[clang] [clang] Better bitfield access units (PR #65742)

Fri Sep 8 09:53:46 PDT 2023

efriedma-quic wrote:

The primary issue with over-wide bitfield accesses is ensuring we don't cause data races.  C++ [intro.memory]p3: "A memory location is either an object of scalar type that is not a bit-field or a maximal sequence of adjacent bit-fields all having nonzero width.  Two or more threads of execution can access separate memory locations without interfering with each other."  So that imposes an upper limit: we can't store any byte that might overlap another field.
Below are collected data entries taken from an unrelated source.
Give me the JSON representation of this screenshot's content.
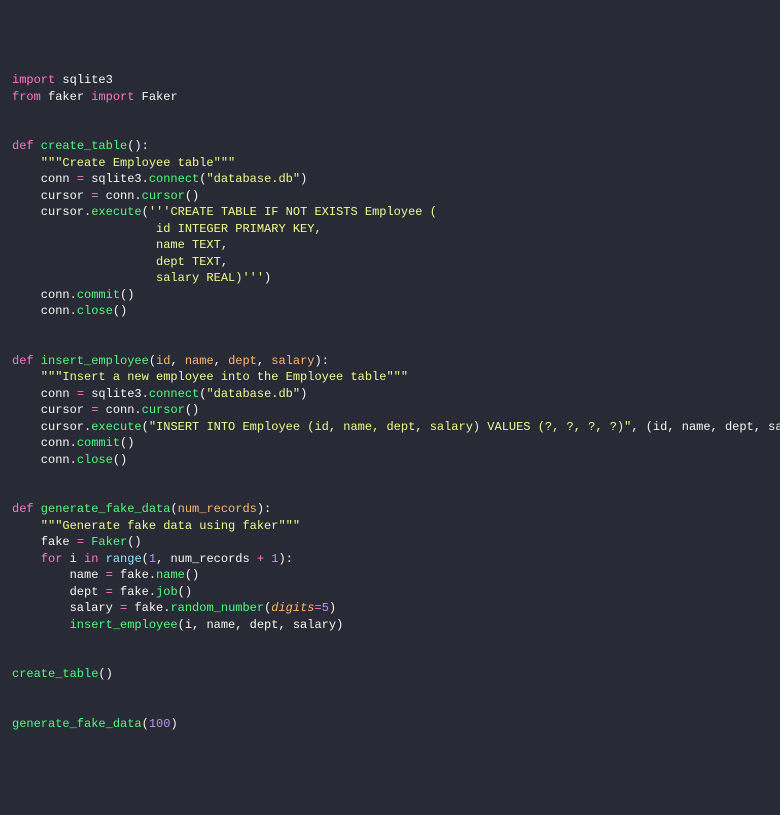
{
  "code": {
    "l1_import": "import",
    "l1_module": " sqlite3",
    "l2_from": "from",
    "l2_module": " faker ",
    "l2_import": "import",
    "l2_name": " Faker",
    "l5_def": "def",
    "l5_name": " create_table",
    "l5_rest": "():",
    "l6_doc": "    \"\"\"Create Employee table\"\"\"",
    "l7_conn": "    conn ",
    "l7_eq": "=",
    "l7_mod": " sqlite3.",
    "l7_fn": "connect",
    "l7_p": "(",
    "l7_s": "\"database.db\"",
    "l7_cp": ")",
    "l8_cur": "    cursor ",
    "l8_eq": "=",
    "l8_obj": " conn.",
    "l8_fn": "cursor",
    "l8_p": "()",
    "l9_cur": "    cursor.",
    "l9_fn": "execute",
    "l9_p": "(",
    "l9_s": "'''CREATE TABLE IF NOT EXISTS Employee (",
    "l10_s": "                    id INTEGER PRIMARY KEY,",
    "l11_s": "                    name TEXT,",
    "l12_s": "                    dept TEXT,",
    "l13_s": "                    salary REAL)'''",
    "l13_cp": ")",
    "l14_obj": "    conn.",
    "l14_fn": "commit",
    "l14_p": "()",
    "l15_obj": "    conn.",
    "l15_fn": "close",
    "l15_p": "()",
    "l18_def": "def",
    "l18_name": " insert_employee",
    "l18_p": "(",
    "l18_p1": "id",
    "l18_c1": ", ",
    "l18_p2": "name",
    "l18_c2": ", ",
    "l18_p3": "dept",
    "l18_c3": ", ",
    "l18_p4": "salary",
    "l18_cp": "):",
    "l19_doc": "    \"\"\"Insert a new employee into the Employee table\"\"\"",
    "l20_conn": "    conn ",
    "l20_eq": "=",
    "l20_mod": " sqlite3.",
    "l20_fn": "connect",
    "l20_p": "(",
    "l20_s": "\"database.db\"",
    "l20_cp": ")",
    "l21_cur": "    cursor ",
    "l21_eq": "=",
    "l21_obj": " conn.",
    "l21_fn": "cursor",
    "l21_p": "()",
    "l22_cur": "    cursor.",
    "l22_fn": "execute",
    "l22_p": "(",
    "l22_s": "\"INSERT INTO Employee (id, name, dept, salary) VALUES (?, ?, ?, ?)\"",
    "l22_rest": ", (id, name, dept, salary))",
    "l23_obj": "    conn.",
    "l23_fn": "commit",
    "l23_p": "()",
    "l24_obj": "    conn.",
    "l24_fn": "close",
    "l24_p": "()",
    "l27_def": "def",
    "l27_name": " generate_fake_data",
    "l27_p": "(",
    "l27_p1": "num_records",
    "l27_cp": "):",
    "l28_doc": "    \"\"\"Generate fake data using faker\"\"\"",
    "l29_fake": "    fake ",
    "l29_eq": "=",
    "l29_fn": " Faker",
    "l29_p": "()",
    "l30_ind": "    ",
    "l30_for": "for",
    "l30_sp1": " i ",
    "l30_in": "in",
    "l30_sp2": " ",
    "l30_range": "range",
    "l30_p": "(",
    "l30_n1": "1",
    "l30_c": ", num_records ",
    "l30_plus": "+",
    "l30_sp3": " ",
    "l30_n2": "1",
    "l30_cp": "):",
    "l31_name": "        name ",
    "l31_eq": "=",
    "l31_obj": " fake.",
    "l31_fn": "name",
    "l31_p": "()",
    "l32_dept": "        dept ",
    "l32_eq": "=",
    "l32_obj": " fake.",
    "l32_fn": "job",
    "l32_p": "()",
    "l33_sal": "        salary ",
    "l33_eq": "=",
    "l33_obj": " fake.",
    "l33_fn": "random_number",
    "l33_p": "(",
    "l33_kw": "digits",
    "l33_eq2": "=",
    "l33_n": "5",
    "l33_cp": ")",
    "l34_ind": "        ",
    "l34_fn": "insert_employee",
    "l34_p": "(i, name, dept, salary)",
    "l37_fn": "create_table",
    "l37_p": "()",
    "l40_fn": "generate_fake_data",
    "l40_p": "(",
    "l40_n": "100",
    "l40_cp": ")"
  }
}
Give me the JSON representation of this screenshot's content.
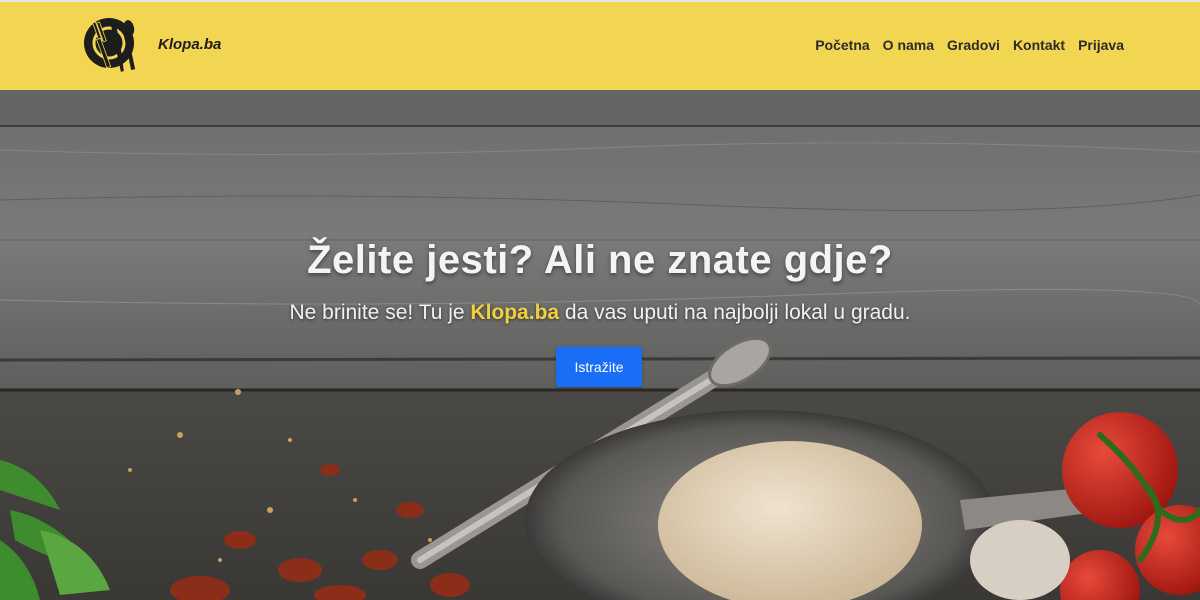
{
  "header": {
    "brand": "Klopa.ba",
    "logo_icon": "fork-knife-spoon-icon",
    "nav": [
      {
        "label": "Početna"
      },
      {
        "label": "O nama"
      },
      {
        "label": "Gradovi"
      },
      {
        "label": "Kontakt"
      },
      {
        "label": "Prijava"
      }
    ]
  },
  "hero": {
    "headline": "Želite jesti? Ali ne znate gdje?",
    "sub_before": "Ne brinite se! Tu je ",
    "sub_brand": "Klopa.ba",
    "sub_after": " da vas uputi na najbolji lokal u gradu.",
    "cta_label": "Istražite"
  },
  "colors": {
    "header_bg": "#f2d550",
    "accent": "#f2cf3f",
    "cta": "#1a6ef5"
  }
}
There isn't really a lower limit: the ABI rule is that we access as many bytes as possible, but we aren't actually obligated to access those bytes; accesses that don't actually read or write a field aren't observable.

The advantage of exposing the wide accesses to the optimizer is that it allows memory optimizations, like CSE or DSE, to reason about the entire bitfield as a single unit, and easily eliminate accesses.  Reducing the size of bitfield accesses in the frontend is basically throwing away information.

The disadvantage is, as you note here, that sometimes codegen doesn't manage to clean up the resulting code well.

I guess my primary question here is, instead of making clang try to guess which accesses will be optimal, can we improve the way the LLVM code generator handles the patterns currently generated by clang?  I'm not exactly against changing the IR generated by clang, but changing the IR like this seems likely to improve some cases at the expense of others.

https://github.com/llvm/llvm-project/pull/65742